CATL affirme que son système de batterie destiné aux aéronefs eVTOL de transport de passagers a réussi un essai de propagation de l'emballement thermique au cours duquel deux cellules voisines ont été conduites à la défaillance de façon délibérée et simultanée, sans que l'événement ne se propage au reste du pack. L'entreprise le présente comme le premier système de batterie aéronautique fondé sur des cellules prismatiques atteignant une densité énergétique de 350 Wh/kg à franchir un tel essai.
Ce qui a réellement été testé
Les essais de propagation de l'emballement thermique sont courants aussi bien pour les batteries routières que pour celles de l'aéronautique, mais le protocole habituel déclenche une seule cellule et vérifie si ses voisines suivent. CATL indique avoir déclenché deux cellules voisines simultanément et avoir répété l'exercice à différents endroits du pack — au centre et dans les angles, où la chaleur se comporte de façon différente parce qu'il y a moins de masse environnante pour l'absorber. Aucune des deux configurations n'a donné lieu à une propagation.
Des représentants de l'administration chinoise de l'aviation civile ont assisté aux opérations de production, de contrôle et d'essai. Ce détail de procédure compte autant que le résultat. La certification aéronautique repose sur la capacité d'un régulateur à vérifier comment une pièce a été fabriquée et éprouvée, et pas seulement sur le fait qu'un échantillon ait survécu. CATL indique que le système est prêt pour la production de série et que sa première application sera constituée des eVTOL de transport de passagers d'AutoFlight.
Pourquoi la densité énergétique est le point dur
La densité énergétique et la sécurité thermique jouent normalement l'une contre l'autre. Loger plus d'énergie dans la même masse laisse moins de matière thermiquement inerte entre les cellules : une défaillance a donc un chemin plus court vers ses voisines et davantage d'énergie stockée à libérer une fois qu'elle y parvient. Ce compromis explique en grande partie pourquoi les cellules des véhicules électriques européens abordables sont si souvent au lithium-fer-phosphate — une chimie qui sacrifie la densité énergétique au profit de la stabilité et du coût.
À 350 Wh/kg, ces cellules se situent nettement au-dessus des packs qui roulent aujourd'hui sur les routes européennes. Contenir la défaillance de deux cellules à cette densité est la partie véritablement difficile de l'annonce, et c'est celle que CATL a choisi de mettre en avant.
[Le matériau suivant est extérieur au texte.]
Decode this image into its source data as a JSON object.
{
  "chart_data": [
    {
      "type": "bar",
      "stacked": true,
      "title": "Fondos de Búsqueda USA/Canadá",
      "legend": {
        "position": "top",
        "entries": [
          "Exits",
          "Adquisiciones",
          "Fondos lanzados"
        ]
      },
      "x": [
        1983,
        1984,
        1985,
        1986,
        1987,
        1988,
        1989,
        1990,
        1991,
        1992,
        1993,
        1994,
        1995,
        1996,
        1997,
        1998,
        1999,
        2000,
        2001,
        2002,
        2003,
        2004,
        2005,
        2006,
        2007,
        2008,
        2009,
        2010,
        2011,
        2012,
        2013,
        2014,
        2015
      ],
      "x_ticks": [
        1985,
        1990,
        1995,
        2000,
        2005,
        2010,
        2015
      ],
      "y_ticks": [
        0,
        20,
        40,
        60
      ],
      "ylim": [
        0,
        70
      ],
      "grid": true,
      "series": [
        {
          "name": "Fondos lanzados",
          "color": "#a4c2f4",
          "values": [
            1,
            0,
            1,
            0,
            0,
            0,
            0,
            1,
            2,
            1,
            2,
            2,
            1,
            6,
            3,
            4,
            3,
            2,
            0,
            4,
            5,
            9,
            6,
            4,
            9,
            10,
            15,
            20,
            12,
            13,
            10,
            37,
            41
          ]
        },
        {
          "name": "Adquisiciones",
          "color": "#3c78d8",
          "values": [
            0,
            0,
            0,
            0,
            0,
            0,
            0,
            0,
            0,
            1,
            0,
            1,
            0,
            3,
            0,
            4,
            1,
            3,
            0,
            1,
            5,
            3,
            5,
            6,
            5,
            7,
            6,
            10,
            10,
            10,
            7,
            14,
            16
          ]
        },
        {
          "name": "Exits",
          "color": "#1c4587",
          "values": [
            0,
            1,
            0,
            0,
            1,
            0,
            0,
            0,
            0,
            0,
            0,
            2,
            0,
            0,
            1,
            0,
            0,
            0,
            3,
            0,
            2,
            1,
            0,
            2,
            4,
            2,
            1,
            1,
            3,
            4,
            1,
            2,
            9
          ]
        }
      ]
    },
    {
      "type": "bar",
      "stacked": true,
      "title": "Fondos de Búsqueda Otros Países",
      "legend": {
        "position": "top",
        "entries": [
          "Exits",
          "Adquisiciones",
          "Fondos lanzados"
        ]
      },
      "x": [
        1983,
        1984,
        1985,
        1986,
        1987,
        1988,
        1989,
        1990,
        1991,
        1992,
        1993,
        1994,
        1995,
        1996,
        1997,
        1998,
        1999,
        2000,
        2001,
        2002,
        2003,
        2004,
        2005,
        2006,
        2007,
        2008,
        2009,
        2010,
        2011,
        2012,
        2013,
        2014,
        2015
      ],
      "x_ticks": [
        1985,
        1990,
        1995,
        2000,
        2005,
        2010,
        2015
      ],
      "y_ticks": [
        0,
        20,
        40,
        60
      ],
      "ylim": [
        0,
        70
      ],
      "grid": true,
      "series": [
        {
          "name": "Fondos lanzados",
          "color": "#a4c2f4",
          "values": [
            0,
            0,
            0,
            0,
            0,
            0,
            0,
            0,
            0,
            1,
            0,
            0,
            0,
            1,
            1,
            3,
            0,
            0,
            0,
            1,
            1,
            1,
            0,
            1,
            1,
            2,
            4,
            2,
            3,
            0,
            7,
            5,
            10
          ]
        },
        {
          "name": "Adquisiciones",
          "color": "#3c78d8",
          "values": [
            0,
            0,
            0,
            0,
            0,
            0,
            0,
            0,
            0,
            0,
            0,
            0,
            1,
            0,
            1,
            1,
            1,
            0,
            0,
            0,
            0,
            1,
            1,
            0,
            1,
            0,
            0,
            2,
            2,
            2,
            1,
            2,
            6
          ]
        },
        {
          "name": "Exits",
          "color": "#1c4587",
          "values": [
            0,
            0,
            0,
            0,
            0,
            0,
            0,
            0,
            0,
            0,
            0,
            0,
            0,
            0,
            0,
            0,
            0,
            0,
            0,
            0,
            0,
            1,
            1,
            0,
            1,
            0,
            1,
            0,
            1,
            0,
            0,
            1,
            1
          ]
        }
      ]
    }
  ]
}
Ce que cela ne signifie pas pour votre prochaine voiture
Il vaut la peine d'être précis sur les limites de ce résultat. Les cellules aéronautiques sont optimisées pour un autre usage. Un aéronef a besoin du maximum d'énergie par kilogramme et peut accepter une durée de vie en cycles plus courte et un prix par kWh bien plus élevé, parce que la masse détermine si l'appareil vole tout simplement. Une voiture a besoin de huit ans de service ou plus, de milliers de cycles, de la recharge rapide et d'un coût par kWh assez bas pour tenir dans un tarif. Une cellule aéronautique de 350 Wh/kg n'est pas une cellule de Model Y qui attendrait sa date de lancement.
Ce qui se transpose, en revanche, c'est l'ingénierie du pack et la méthode de validation : les matériaux barrières, la conception des évents et l'isolation thermique qui ont empêché deux défaillances simultanées de se propager en chaîne relèvent des mêmes disciplines que celles qui maintiennent un pack automobile sûr après un choc ou un incident de recharge rapide.
L'angle européen
CATL est le premier fabricant de batteries au monde et déjà un fournisseur direct des constructeurs européens, avec ses propres capacités industrielles sur le continent, dont une usine à Erfurt, en Allemagne, et un site plus vaste en Hongrie. Des annonces comme celle-ci relèvent autant du positionnement que de l'ingénierie — un signal adressé aux régulateurs et aux clients sur ce que l'entreprise est capable de certifier, à un moment où les projets de batteries européens peinent encore à atteindre la production en volume.
Pour les automobilistes européens, la lecture pratique est modeste mais réelle : l'ingénierie de sécurité qui rend un pack très dense survivable progresse, et ce travail finit par arriver jusqu'aux voitures.